Ce qui compte plus, ce sont les signaux rares mais sérieux, à connaître avant de signer l'ordonnance :
- Pancréatite aiguë — douleur abdominale intense et persistante, vomissements : on arrête et on consulte en urgence.
- Événements biliaires (cholécystite, lithiase) — fréquence modeste mais documentée, surtout en perte de poids rapide.
- Aggravation d'une rétinopathie diabétique — signalée avec la sémaglutide chez les patients DT2 avec rétinopathie préexistante.
- Hypoglycémie — possible si vous êtes déjà sous insuline ou sulfamide hypoglycémiant.
- Carcinome médullaire de la thyroïde et NEM2 — contre-indication formelle, encadré de précaution sur les deux molécules. Un antécédent personnel ou familial ferme le dossier.
Avant l'ordonnance : la check-list à préparer
Arriver préparé vous fait gagner deux rendez-vous.
- Votre IMC réel : poids ÷ taille² en kg/m², calculé à jeun, même balance si possible.
- Vos comorbidités — HTA, dyslipidémie, syndrome d'apnées du sommeil, prédiabète ou DT2, stéatose hépatique.
- La liste de vos traitements — insuline, sulfamides, antidépresseurs, contraception orale (la vidange gastrique ralentit, la pilule peut être moins bien absorbée pendant l'escalade).
- Antécédents personnels — pancréatite, maladie biliaire, troubles thyroïdiens, antécédents psychiatriques (la question des idées suicidaires a été surveillée par les agences, sans signal confirmé à ce jour).
- Antécédents familiaux — carcinome médullaire de la thyroïde, NEM2.
- Votre situation financière réelle — compter 300 à 410 €/mois pendant au moins 12 mois, c'est une décision budgétaire. Vérifiez la position de votre complémentaire santé et le statut du remboursement conditionnel de Mounjaro obésité sur Ameli au jour J.
- Un plan alimentaire et d'activité physique — les essais ont tous combiné le traitement avec un accompagnement nutritionnel et sportif. La molécule seule n'a pas donné ses chiffres dans les études.
Les questions à emporter chez le médecin
Copiez-collez cette liste sur votre téléphone avant la consultation.
- Entre Wegovy et Mounjaro, lequel correspond le mieux à mon profil — comorbidités, tolérance digestive, budget ?

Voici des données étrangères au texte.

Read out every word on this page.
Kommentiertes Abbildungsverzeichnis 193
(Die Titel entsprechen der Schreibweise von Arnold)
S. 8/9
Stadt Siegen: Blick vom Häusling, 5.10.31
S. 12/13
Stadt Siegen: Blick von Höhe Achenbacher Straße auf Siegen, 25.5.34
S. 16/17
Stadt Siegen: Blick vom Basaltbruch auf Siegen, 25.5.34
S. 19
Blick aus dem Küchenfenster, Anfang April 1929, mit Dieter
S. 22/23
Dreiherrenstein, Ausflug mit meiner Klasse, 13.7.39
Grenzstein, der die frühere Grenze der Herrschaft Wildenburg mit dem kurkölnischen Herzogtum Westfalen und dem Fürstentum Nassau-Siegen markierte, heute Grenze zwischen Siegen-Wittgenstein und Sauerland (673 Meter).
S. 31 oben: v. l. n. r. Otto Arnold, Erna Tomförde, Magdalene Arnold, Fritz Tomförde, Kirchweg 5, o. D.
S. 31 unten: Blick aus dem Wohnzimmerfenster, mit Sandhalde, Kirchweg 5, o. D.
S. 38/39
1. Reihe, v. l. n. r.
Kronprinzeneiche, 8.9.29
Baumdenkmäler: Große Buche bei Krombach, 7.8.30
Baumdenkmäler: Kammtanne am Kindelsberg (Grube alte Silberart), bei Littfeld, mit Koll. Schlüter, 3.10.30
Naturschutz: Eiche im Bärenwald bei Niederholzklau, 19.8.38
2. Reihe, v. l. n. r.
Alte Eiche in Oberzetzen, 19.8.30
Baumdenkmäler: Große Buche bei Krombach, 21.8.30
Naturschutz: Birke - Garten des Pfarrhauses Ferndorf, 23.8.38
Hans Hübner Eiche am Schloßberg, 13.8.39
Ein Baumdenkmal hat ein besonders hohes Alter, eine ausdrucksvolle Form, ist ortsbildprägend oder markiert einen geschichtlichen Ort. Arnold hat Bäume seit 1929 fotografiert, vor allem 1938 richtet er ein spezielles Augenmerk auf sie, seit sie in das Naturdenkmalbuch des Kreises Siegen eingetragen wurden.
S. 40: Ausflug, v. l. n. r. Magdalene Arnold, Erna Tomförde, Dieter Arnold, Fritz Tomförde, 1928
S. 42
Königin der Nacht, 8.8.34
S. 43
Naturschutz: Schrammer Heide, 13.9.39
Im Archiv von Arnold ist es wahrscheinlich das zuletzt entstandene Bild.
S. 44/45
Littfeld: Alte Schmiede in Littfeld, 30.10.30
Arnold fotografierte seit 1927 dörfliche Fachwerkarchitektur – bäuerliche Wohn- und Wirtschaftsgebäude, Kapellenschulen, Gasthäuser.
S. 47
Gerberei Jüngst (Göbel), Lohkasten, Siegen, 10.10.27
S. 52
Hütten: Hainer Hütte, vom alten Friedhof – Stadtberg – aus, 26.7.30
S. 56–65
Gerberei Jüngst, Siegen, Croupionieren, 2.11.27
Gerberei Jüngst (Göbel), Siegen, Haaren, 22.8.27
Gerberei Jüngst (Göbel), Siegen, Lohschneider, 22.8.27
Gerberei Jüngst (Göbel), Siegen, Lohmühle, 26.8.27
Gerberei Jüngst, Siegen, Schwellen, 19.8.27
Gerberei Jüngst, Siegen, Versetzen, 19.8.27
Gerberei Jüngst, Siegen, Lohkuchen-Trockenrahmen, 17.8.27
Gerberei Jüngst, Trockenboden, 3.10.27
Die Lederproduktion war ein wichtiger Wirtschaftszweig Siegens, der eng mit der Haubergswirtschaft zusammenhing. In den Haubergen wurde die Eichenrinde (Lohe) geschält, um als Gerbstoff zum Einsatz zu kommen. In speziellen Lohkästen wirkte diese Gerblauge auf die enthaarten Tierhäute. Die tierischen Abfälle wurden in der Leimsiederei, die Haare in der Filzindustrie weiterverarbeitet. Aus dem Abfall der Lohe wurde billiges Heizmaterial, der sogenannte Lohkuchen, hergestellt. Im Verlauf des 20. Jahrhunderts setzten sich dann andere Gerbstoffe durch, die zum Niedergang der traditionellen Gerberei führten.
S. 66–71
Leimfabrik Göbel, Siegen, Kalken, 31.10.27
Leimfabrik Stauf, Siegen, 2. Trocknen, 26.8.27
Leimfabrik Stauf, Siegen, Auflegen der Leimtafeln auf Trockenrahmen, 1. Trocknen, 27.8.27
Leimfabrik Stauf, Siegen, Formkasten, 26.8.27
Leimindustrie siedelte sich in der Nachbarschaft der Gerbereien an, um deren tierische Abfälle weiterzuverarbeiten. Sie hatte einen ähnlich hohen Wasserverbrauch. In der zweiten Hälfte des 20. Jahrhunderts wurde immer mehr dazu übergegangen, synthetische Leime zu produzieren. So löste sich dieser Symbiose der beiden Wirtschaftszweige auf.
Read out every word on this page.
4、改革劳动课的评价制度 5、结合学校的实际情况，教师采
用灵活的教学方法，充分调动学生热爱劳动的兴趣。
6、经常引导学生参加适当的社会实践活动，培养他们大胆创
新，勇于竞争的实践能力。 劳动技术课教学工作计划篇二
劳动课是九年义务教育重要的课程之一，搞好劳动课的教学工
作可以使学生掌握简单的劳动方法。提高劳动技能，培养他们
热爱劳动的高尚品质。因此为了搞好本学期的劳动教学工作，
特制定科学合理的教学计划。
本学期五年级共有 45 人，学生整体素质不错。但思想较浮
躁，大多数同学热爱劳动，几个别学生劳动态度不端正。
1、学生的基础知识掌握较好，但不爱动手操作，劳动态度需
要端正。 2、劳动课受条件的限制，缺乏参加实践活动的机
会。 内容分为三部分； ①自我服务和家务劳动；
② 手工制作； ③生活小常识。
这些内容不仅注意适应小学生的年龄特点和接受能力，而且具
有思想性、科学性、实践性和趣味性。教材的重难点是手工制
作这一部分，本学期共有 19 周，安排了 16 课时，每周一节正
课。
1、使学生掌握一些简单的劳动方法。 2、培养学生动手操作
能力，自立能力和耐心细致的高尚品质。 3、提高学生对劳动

- Si je commence, jusqu'à quelle dose faut-il viser pour mes objectifs de santé (pas seulement pour le poids) ?
- Quel palier sera remboursé, sous quelles conditions, avec quelle procédure côté Ameli ?
- Quel plan si je déclenche des nausées fortes, une diarrhée invalidante ou des douleurs abdominales ?
- Que fait-on si la perte de poids plafonne avant 1 an ?
- Quelle sortie de traitement — arrêt progressif, entretien à dose réduite, bascule sur une autre molécule ?
- Faut-il surveiller ma vésicule biliaire, ma TSH, ma glycémie, et à quelle fréquence ?
- Si je prends Mounjaro, comment gérer un séjour de 3 semaines au Japon où l'indication obésité n'existe pas ?
La photo de la France en avril 2026
Wegovy et Mounjaro sont disponibles, prescrits et vendus. Le remboursement obésité existe de façon conditionnelle pour Mounjaro depuis 2024, mais il se valide dossier par dossier via votre médecin et Ameli. Wegovy, lui, reste majoritairement privé. Les ruptures d'Ozempic — conséquence directe du détournement pour l'amaigrissement — restent un sujet sensible ; à ne pas alimenter par un usage hors AMM.
La trajectoire 2026 se dessine déjà : arrivée possible en Europe d'une sémaglutide orale à haute dose pour l'obésité sur le modèle américain, travaux cliniques avancés sur le rétatrutide (triple agoniste) et la cagrisema, et évolution probable de l'avis HAS sur le remboursement de l'obésité pharmacologique.
Deux molécules, neuf marchés, des noms qui changent. Un seul réflexe utile : parler de votre cas avec un médecin qui connaît votre dossier plutôt que de choisir sur un graphique d'essai clinique.